Heavyweights to lose dominance in KSE-100 Index

Bourse to introduce new method for computing index.


Our Correspondent September 28, 2012

KARACHI: The Karachi Stock Exchange (KSE)-100 Index will be calculated on the basis of free-float market capitalisation of companies, instead of the full-market capitalisation method, from October 15.

Addressing a briefing at the KSE building on Friday, KSE Managing Director Nadeem Naqvi said the new method for computing the widely used index would better reflect the stock market performance while reducing the element of manipulation.

“While the rules for composition and re-composition of the index will remain unchanged, the only difference will be that KSE-100 Index companies will now be selected on the basis of their tradable shares rather than their full capitalisation,” he said.

Under the current computational methodology, one company with the largest market capitalisation from each of the 32 KSE sectors – except the open-ended mutual fund sector – is included in the KSE-100 Index. The rest of the index constituents are the largest market capitalisation companies listed on the stock exchange in descending order.

After October 15, the index will be composed according to the companies’ free-float, which means those shares that are readily available for trading and, therefore, excluding stocks held by directors, sponsors, government holding and other locked-in shares.

An Index Experts Committee (IEC) approved the shift of KSE-100 Index to free-float in the first quarter of 2012, which was ratified by the KSE Governing Board in April. Naqvi said the move was likely to reduce volatility in the market and increase the number of retail investors.

He added that market heavyweights would be less likely to dominate the KSE-100 Index now because the new index computational methodology was based on the number of shares issued by a company that were actually available for trade, rather than its full capitalisation.

For example, the weight of Oil and Gas Development Company (OGDC) under the KSE-100 Index full capitalisation methodology was 21.45% at the end of trading session on September 27. However, if calculated on the basis of free-float, OGDC’s weight in the index will come down to 13.08% because more than two-thirds of the company’s ownership rights rest with the government and are not tradable.

On the contrary, the weight of Engro Corporation will increase from 1.53% to 3.18% if computed on the basis of free-float, instead of full capitalisation, due to the fact that a larger proportion of its shares can be traded on the stock market.

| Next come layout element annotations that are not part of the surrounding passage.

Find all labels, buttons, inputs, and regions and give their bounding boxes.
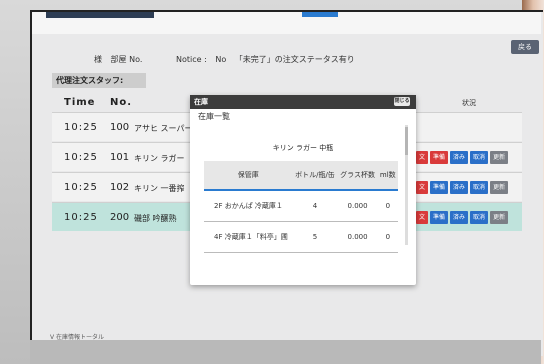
notice-area: Notice : No 「未完了」の注文ステータス有り bbox=[176, 54, 361, 65]
col-ml: ml数 bbox=[377, 161, 398, 191]
row-time: 10:25 bbox=[64, 182, 98, 193]
prepare-button[interactable]: 準備 bbox=[430, 151, 449, 164]
screen-bottom bbox=[30, 340, 541, 364]
row-name: キリン 一番搾 bbox=[134, 184, 185, 193]
done-button[interactable]: 済み bbox=[450, 151, 469, 164]
inventory-row[interactable]: 4F 冷蔵庫１「料亭」圃 5 0.000 0 bbox=[204, 221, 398, 253]
row-name: キリン ラガー bbox=[134, 154, 185, 163]
top-tab-dark[interactable] bbox=[46, 12, 154, 18]
footer-link[interactable]: V 在庫情報トータル bbox=[50, 332, 104, 341]
col-location: 保管庫 bbox=[204, 161, 293, 191]
cancel-button[interactable]: 取消 bbox=[470, 211, 489, 224]
row-no: 102 bbox=[110, 182, 130, 193]
inventory-modal: 在庫 閉じる 在庫一覧 キリン ラガー 中瓶 保管庫 ボトル/瓶/缶 グラス杯数… bbox=[190, 95, 416, 285]
prepare-button[interactable]: 準備 bbox=[430, 211, 449, 224]
cell-bottles: 4 bbox=[292, 190, 338, 222]
col-no: No. bbox=[110, 97, 133, 108]
prepare-button[interactable]: 準備 bbox=[430, 181, 449, 194]
notice-value: No bbox=[215, 55, 227, 64]
col-glasses: グラス杯数 bbox=[337, 161, 378, 191]
row-no: 100 bbox=[110, 122, 130, 133]
col-bottles: ボトル/瓶/缶 bbox=[292, 161, 338, 191]
product-name: キリン ラガー 中瓶 bbox=[272, 144, 334, 152]
inventory-header-row: 保管庫 ボトル/瓶/缶 グラス杯数 ml数 bbox=[204, 161, 398, 191]
customer-label: 様 bbox=[94, 55, 102, 64]
col-status: 状況 bbox=[462, 99, 476, 107]
notice-label: Notice : bbox=[176, 55, 207, 64]
cell-glasses: 0.000 bbox=[337, 221, 378, 253]
row-actions: 文準備 済み 取消 更新 bbox=[416, 151, 510, 164]
update-button[interactable]: 更新 bbox=[490, 151, 509, 164]
cell-bottles: 5 bbox=[292, 221, 338, 253]
room-label: 部屋 No. bbox=[110, 55, 143, 64]
notice-text: 「未完了」の注文ステータス有り bbox=[234, 55, 355, 64]
row-name: 磯部 吟醸熟 bbox=[134, 214, 177, 223]
update-button[interactable]: 更新 bbox=[490, 181, 509, 194]
row-no: 101 bbox=[110, 152, 130, 163]
cell-location: 2F おかんぱ 冷蔵庫１ bbox=[204, 190, 293, 222]
row-actions: 文準備 済み 取消 更新 bbox=[416, 181, 510, 194]
order-button[interactable]: 文 bbox=[416, 151, 429, 164]
cancel-button[interactable]: 取消 bbox=[470, 181, 489, 194]
modal-close-button[interactable]: 閉じる bbox=[394, 97, 410, 106]
modal-scrollbar[interactable] bbox=[405, 125, 408, 245]
header-info: 様 部屋 No. bbox=[94, 54, 148, 65]
cancel-button[interactable]: 取消 bbox=[470, 151, 489, 164]
row-no: 200 bbox=[110, 212, 130, 223]
row-name: アサヒ スーパー bbox=[134, 124, 193, 133]
row-time: 10:25 bbox=[64, 122, 98, 133]
order-button[interactable]: 文 bbox=[416, 181, 429, 194]
top-bar bbox=[32, 12, 541, 34]
col-time: Time bbox=[64, 97, 96, 108]
staff-label: 代理注文スタッフ: bbox=[52, 73, 146, 88]
update-button[interactable]: 更新 bbox=[490, 211, 509, 224]
row-actions: 文準備 済み 取消 更新 bbox=[416, 211, 510, 224]
inventory-row[interactable]: 2F おかんぱ 冷蔵庫１ 4 0.000 0 bbox=[204, 190, 398, 222]
done-button[interactable]: 済み bbox=[450, 181, 469, 194]
back-button[interactable]: 戻る bbox=[511, 40, 539, 54]
row-time: 10:25 bbox=[64, 212, 98, 223]
cell-ml: 0 bbox=[377, 190, 398, 222]
inventory-table: 保管庫 ボトル/瓶/缶 グラス杯数 ml数 2F おかんぱ 冷蔵庫１ 4 0.0… bbox=[204, 161, 398, 253]
top-tab-active[interactable] bbox=[302, 12, 338, 17]
modal-header: 在庫 閉じる bbox=[190, 95, 416, 109]
modal-scroll-thumb[interactable] bbox=[405, 127, 408, 155]
order-button[interactable]: 文 bbox=[416, 211, 429, 224]
cell-location: 4F 冷蔵庫１「料亭」圃 bbox=[204, 221, 293, 253]
modal-title: 在庫 bbox=[194, 98, 208, 106]
cell-ml: 0 bbox=[377, 221, 398, 253]
modal-subtitle: 在庫一覧 bbox=[198, 112, 230, 121]
row-time: 10:25 bbox=[64, 152, 98, 163]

Replying to a question, KSE Deputy Managing Director Haroon Askari said the KSE management was likely to address the issue of illiquid stocks with minimal traded volumes in the next re-composition of the index due in six months.

He added a stock ceased to be part of the Bombay Stock Exchange Index if it remained dormant on 80% of trading days during a six-month period. If the same liquidity model is introduced in Pakistan, Askari added, about six to seven KSE-100 Index companies will be hit.

Published in The Express Tribune, September 29th, 2012.